Adrienne Faurote, Haute Time Editor-in-Chief
For me, April is truly the New Year for watchmaking—which is most likely why many of my favorite timepieces for 2025 debuted at Watches & Wonders. To start, I’ll never forget where I was when Roger Federer accidentally–or purposefully, depending on who you asked—dropped the new Rolex Land-Dweller. With the anticipation building as I flew to Geneva, the Land-Dweller lived up to the hype, no doubt.

The Bvlgari Serpenti Aeterna is one of those watches that, once you try it on, you never stop thinking about it. I love the more geometric feel of this serpenti, stripped to its essence—no eyes, no scales, just pure geometry, yet still fitting the wrist like a proper second-skin jewelry novelty.

In true Hublot fashion, this one is a total wild card for me: the Big Bang MECA-10 Aspen One. This watch marks the third special edition timepiece in collaboration with Aspen Snowmass and was launched during Shaun White’s The Snow League’s inaugural competition weekend in Aspen. Perhaps it was wearing the watch against the backdrop of Ajax, or maybe it’s the incredibly modern feel of this watch’s evolution. Still, the Hublot Big Bang MECA-10 Aspen One is forever etched in my memory as a favorite.

Andre Frois, Haute Time Global Editor
With many brands releasing head-turners this past year that doubled up as statements of intent, 2025 was an unforgettable year for watchmaking.
Omega, for example, unveiled slimmer, improved versions of its revered Co-Axial Master Chronometer, in the form of seven new Dark Side of the Moon timepieces. Personally, I feel compelled to nab the fully blacked-out one, especially since they represent a new era in Omega’s chronometric technology.

I’ve been a devotee of Ulysse Nardin since meeting The Freak and photographing its jovial creator Ludwig Oechslin 15 years ago.
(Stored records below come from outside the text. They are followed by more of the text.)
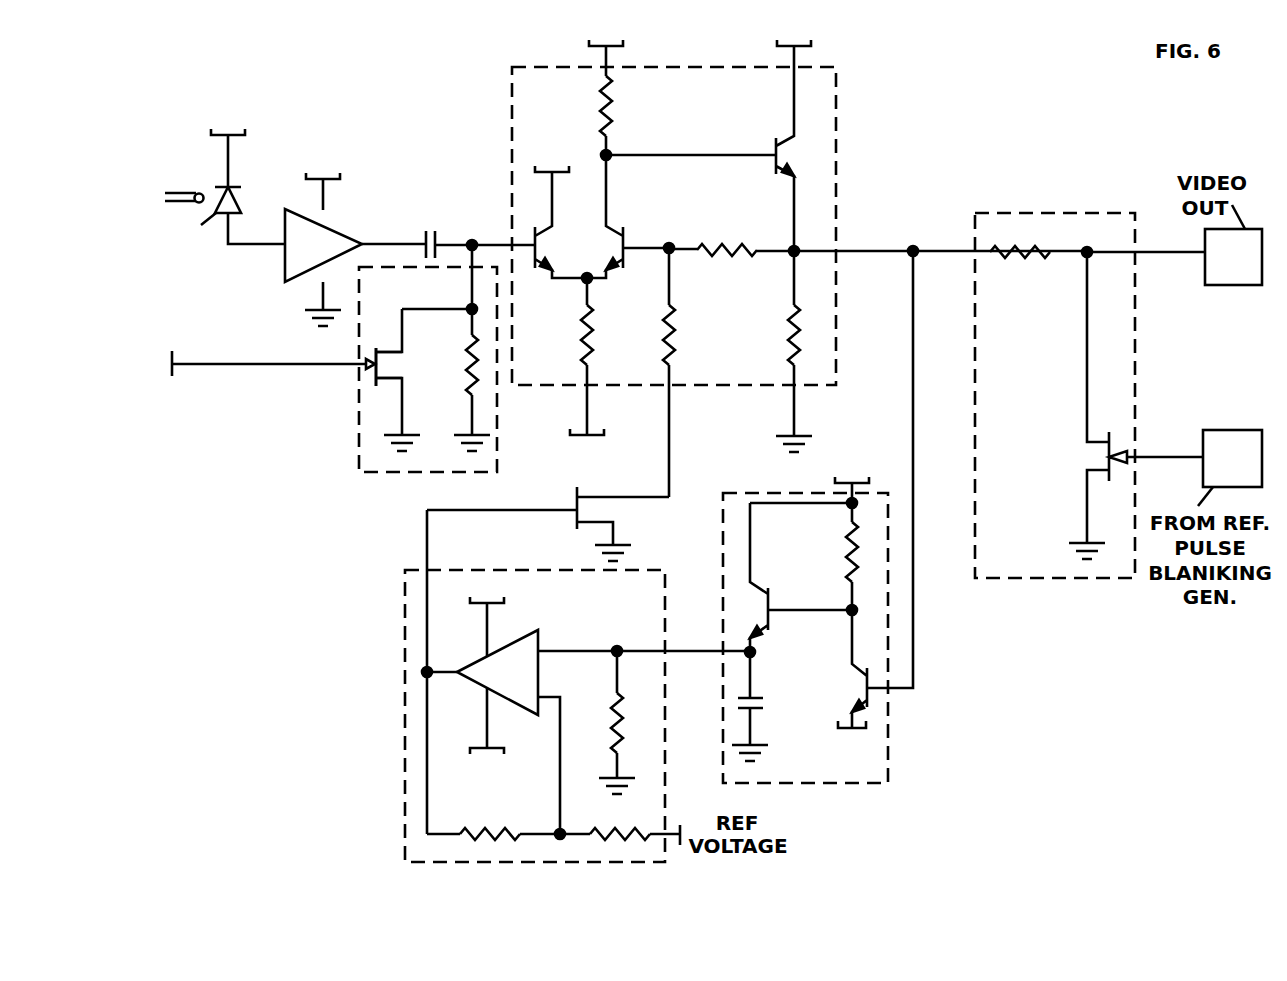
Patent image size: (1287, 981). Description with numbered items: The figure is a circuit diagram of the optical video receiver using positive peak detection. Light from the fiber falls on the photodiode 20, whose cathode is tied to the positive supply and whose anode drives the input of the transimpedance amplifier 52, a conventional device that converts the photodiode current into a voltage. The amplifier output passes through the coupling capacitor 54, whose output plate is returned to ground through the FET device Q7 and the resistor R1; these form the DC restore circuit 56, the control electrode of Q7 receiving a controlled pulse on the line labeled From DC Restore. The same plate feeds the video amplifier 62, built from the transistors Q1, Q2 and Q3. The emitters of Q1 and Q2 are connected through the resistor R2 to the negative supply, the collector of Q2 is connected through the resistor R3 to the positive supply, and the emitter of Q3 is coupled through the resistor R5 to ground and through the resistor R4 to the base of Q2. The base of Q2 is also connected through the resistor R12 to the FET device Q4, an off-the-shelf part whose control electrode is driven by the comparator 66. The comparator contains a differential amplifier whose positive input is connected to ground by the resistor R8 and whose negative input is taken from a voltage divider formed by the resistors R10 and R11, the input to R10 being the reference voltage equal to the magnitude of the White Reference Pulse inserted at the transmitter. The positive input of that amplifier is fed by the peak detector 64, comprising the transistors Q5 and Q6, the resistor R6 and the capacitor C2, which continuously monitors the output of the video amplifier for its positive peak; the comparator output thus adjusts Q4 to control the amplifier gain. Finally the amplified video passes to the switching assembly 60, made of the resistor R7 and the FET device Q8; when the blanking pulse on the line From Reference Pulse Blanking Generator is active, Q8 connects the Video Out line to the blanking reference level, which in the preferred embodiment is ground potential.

The photodiode 20 is at (208, 201).
The transimpedance amplifier 52 is at (340, 231).
The coupling capacitor 54 is at (436, 230).
The DC restore circuit 56 is at (319, 357).
The switching assembly 60 is at (1085, 213).
The video amplifier 62 is at (836, 110).
The peak detector 64 is at (888, 740).
The comparator 66 is at (405, 623).
The transistor Q1 is at (561, 212).
The transistor Q2 is at (618, 216).
The transistor Q3 is at (802, 133).
The FET device Q4 is at (548, 524).
The transistor Q5 is at (748, 577).
The transistor Q6 is at (847, 669).
The FET device Q7 is at (405, 367).
The FET device Q8 is at (1128, 405).
The resistor R1 is at (459, 376).
The resistor R2 is at (603, 372).
The resistor R3 is at (619, 85).
The resistor R4 is at (731, 237).
The resistor R5 is at (778, 351).
The resistor R6 is at (840, 531).
The resistor R7 is at (1031, 239).
The resistor R8 is at (628, 722).
The resistor R10 is at (620, 824).
The resistor R11 is at (493, 819).
The resistor R12 is at (695, 372).
The capacitor C2 is at (762, 706).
At Dubai Watch Week 2025, Ulysse Nardin and independent titan Urwerk surprised us with a collab no one expected: The UR-FREAK, which combines Urwerk’s satellite display with Ulysse Nardin’s acclaimed silicon balance wheel and balance spring, and DIAMonSil escapement wheel and anchor.
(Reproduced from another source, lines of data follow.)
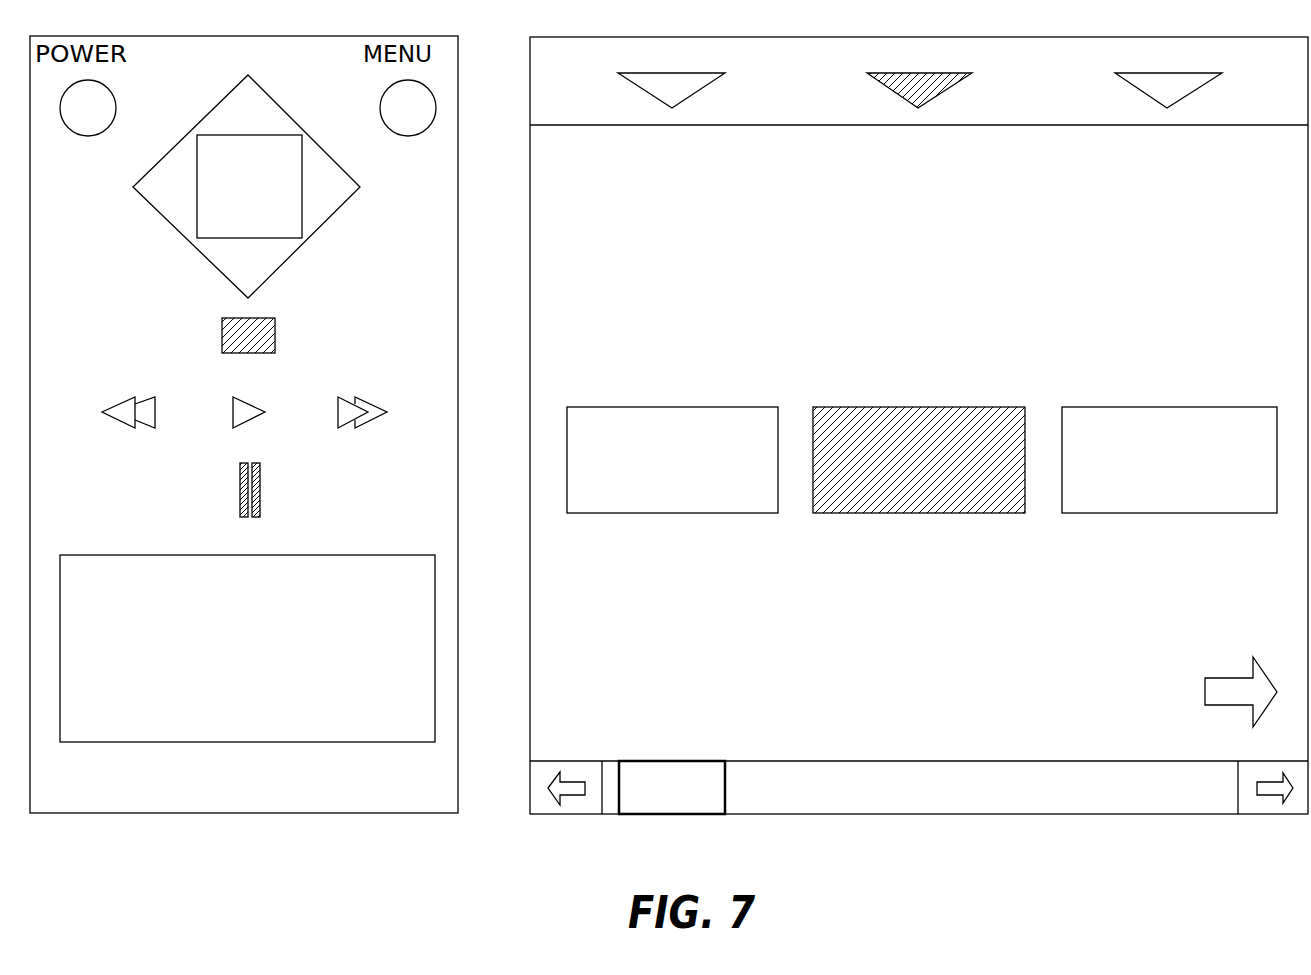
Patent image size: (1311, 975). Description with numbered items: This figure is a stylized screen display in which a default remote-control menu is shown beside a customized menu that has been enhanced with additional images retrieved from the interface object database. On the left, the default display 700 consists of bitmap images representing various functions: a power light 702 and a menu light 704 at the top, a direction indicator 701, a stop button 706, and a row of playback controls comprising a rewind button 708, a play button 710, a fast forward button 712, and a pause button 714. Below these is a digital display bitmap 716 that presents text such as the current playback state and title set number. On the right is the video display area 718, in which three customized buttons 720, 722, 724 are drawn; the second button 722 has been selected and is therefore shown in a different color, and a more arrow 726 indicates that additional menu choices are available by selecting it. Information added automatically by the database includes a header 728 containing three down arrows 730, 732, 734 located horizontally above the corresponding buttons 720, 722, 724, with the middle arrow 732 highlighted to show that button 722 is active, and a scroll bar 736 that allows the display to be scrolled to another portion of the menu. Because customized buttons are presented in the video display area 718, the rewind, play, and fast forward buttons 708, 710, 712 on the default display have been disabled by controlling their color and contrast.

The default remote control display 700 is at (250, 450).
The direction indicator 701 is at (226, 186).
The power light 702 is at (122, 108).
The menu light 704 is at (370, 106).
The stop button 706 is at (292, 335).
The rewind button 708 is at (153, 451).
The play button 710 is at (280, 400).
The fast forward button 712 is at (381, 400).
The pause button 714 is at (301, 490).
The digital display bitmap 716 is at (121, 728).
The video display area 718 is at (919, 459).
The first button 720 is at (672, 434).
The second button 722 is at (919, 434).
The third button 724 is at (1169, 434).
The more arrow 726 is at (1197, 675).
The header 728 is at (919, 143).
The down arrow 730 is at (693, 123).
The middle down arrow 732 is at (933, 114).
The down arrow 734 is at (1182, 123).
The scroll bar 736 is at (919, 763).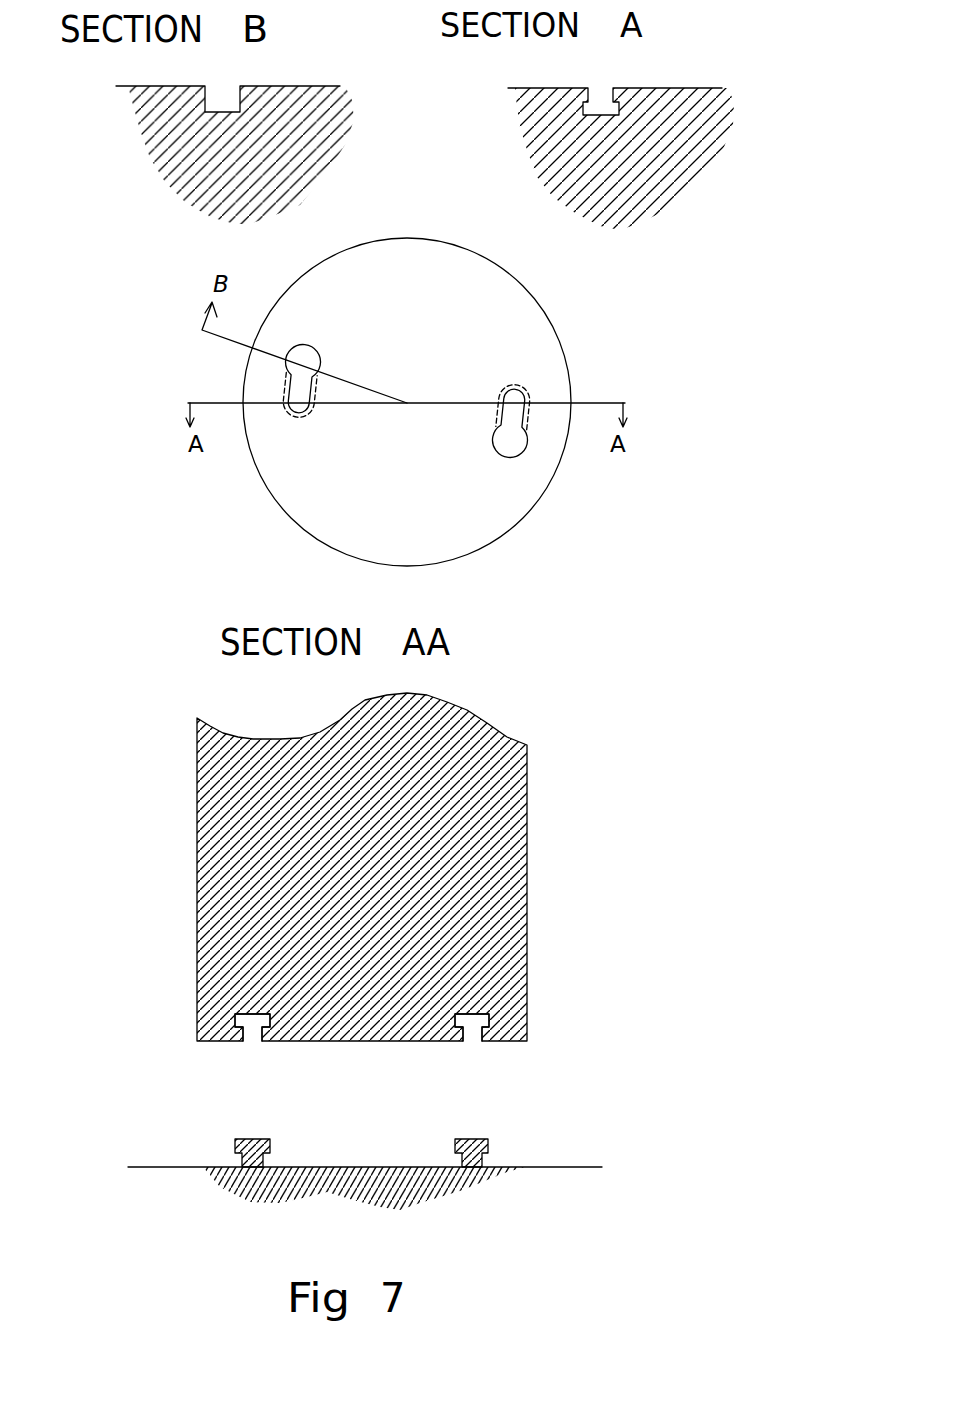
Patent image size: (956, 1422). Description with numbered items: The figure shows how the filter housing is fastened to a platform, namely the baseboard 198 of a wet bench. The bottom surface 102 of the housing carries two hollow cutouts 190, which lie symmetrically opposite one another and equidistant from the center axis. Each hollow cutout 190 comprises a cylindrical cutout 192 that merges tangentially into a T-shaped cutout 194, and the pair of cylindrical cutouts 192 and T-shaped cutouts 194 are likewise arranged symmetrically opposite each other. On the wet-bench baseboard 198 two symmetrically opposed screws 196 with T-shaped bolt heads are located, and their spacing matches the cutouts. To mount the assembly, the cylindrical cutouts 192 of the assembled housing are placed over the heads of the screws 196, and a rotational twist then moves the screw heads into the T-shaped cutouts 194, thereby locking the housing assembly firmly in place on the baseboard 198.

The bottom surface 102 is at (389, 1042).
The hollow cutout 190 is at (250, 1030).
The cylindrical cutout 192 is at (311, 352).
The T-shaped cutout 194 is at (292, 418).
The screw 196 is at (477, 1140).
The wet-bench baseboard 198 is at (378, 1234).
In other news, while its sister brand Chopard bowled us over in Dubai with the Grand Strike, which is built based on Chopard’s award-winning Sound of Eternity trilogy, Ferdinand Berthoud unveiled a fusée chain timepiece crafted entirely by hand. To ensure that the Naissance d’une Montre 3 would be built without any influence of computer-aided design or even basic automation, Chopard emptied an entire section of its facility of all machinery.

Alex Teuscher, Haute Time Photographer
First, the Urban Jurgensen UJ-1. This is one of the standout brand relaunches in recent memory—everything about the UJ-1 is exceptional. And, the way the watch has been received [by the industry] says it all.
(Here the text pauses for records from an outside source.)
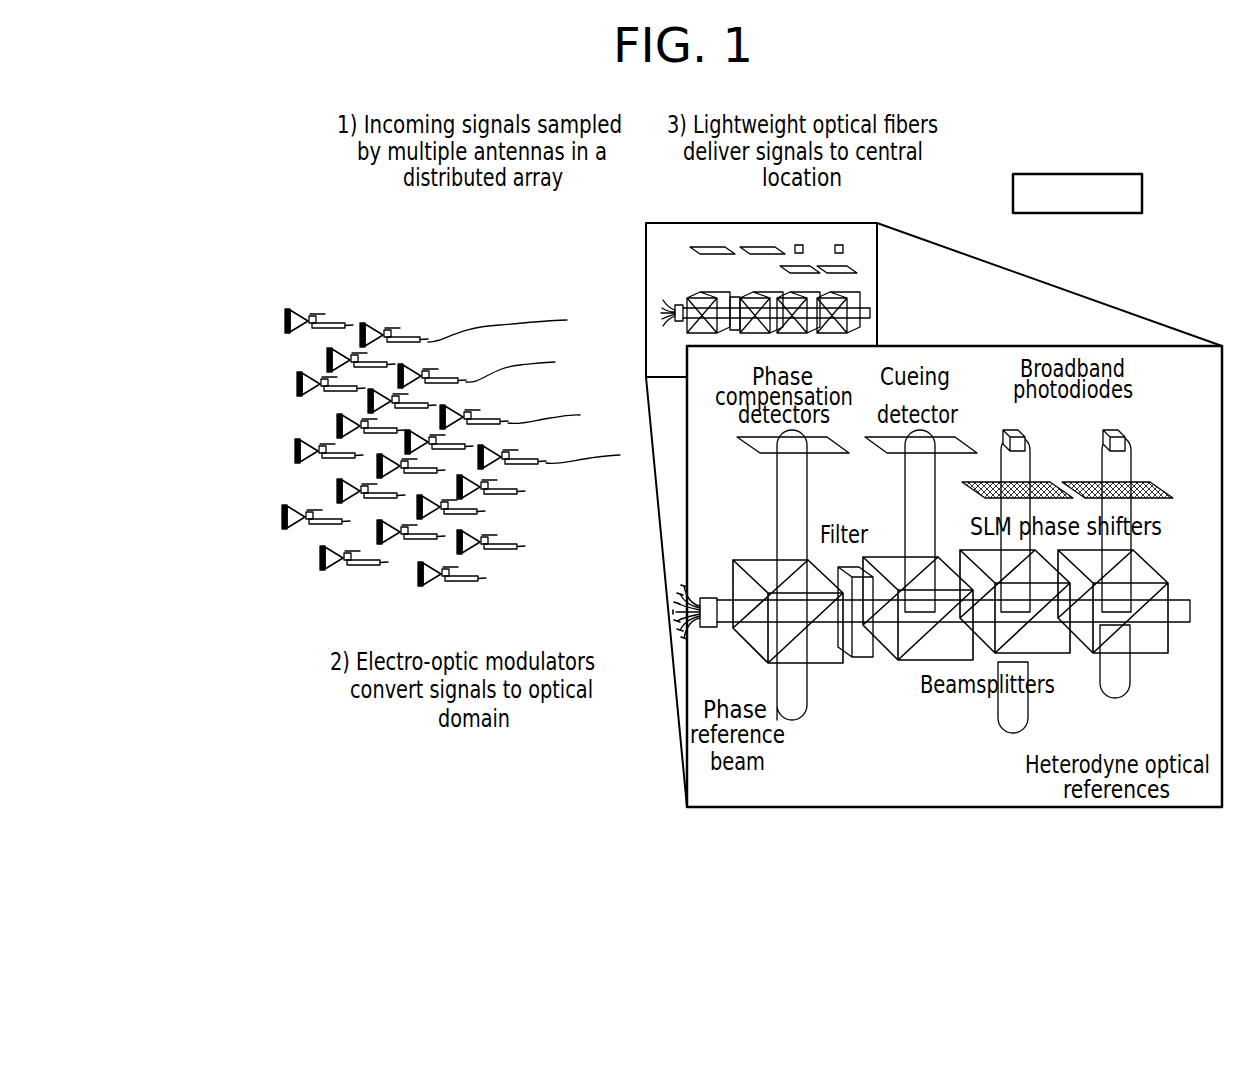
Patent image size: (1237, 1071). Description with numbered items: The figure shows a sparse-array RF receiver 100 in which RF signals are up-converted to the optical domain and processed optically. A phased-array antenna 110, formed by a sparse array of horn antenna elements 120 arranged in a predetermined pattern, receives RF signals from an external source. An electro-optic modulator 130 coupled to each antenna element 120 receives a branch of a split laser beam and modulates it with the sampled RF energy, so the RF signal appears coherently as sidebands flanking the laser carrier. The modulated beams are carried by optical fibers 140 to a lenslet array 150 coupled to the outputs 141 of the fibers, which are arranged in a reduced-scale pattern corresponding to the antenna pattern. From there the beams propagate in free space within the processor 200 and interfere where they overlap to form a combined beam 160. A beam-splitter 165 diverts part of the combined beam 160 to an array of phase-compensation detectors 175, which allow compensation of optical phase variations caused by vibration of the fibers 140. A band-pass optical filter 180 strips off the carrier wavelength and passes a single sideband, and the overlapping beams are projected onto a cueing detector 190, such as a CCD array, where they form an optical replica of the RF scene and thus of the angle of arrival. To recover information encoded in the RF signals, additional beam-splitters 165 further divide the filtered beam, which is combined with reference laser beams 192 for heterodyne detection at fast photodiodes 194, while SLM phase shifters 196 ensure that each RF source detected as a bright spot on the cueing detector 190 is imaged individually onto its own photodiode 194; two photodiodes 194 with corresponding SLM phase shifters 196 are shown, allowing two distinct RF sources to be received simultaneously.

The receiver 100 is at (251, 174).
The phased-array antenna 110 is at (262, 622).
The antenna elements 120 is at (296, 384).
The electro-optic modulator 130 is at (362, 568).
The optical fibers 140 is at (477, 324).
The outputs of the fibers 141 is at (672, 628).
The lenslet array 150 is at (707, 596).
The combined beam 160 is at (724, 582).
The beam-splitter 165 is at (758, 650).
The array of detectors 175 is at (755, 447).
The band-pass optical filter 180 is at (860, 660).
The cueing detector 190 is at (893, 447).
The reference laser beams 192 is at (1000, 718).
The fast photodiodes 194 is at (1026, 433).
The SLM phase shifters 196 is at (1038, 482).
The processor 200 is at (1100, 173).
Next is the Ferdinand Berthoud Naissance d’un Montre 3—not only is this timepiece just beautiful visually, but the fact that the watch is entirely made by hand makes it an exceptional work of art.

And finally, the Jaeger-LeCoultre Reverso Tribute Small Seconds on the Milanese bracelet. For a watch that could have been visually too much, everything works together in perfect unison—and in a package that is near-perfect for elegant occasions.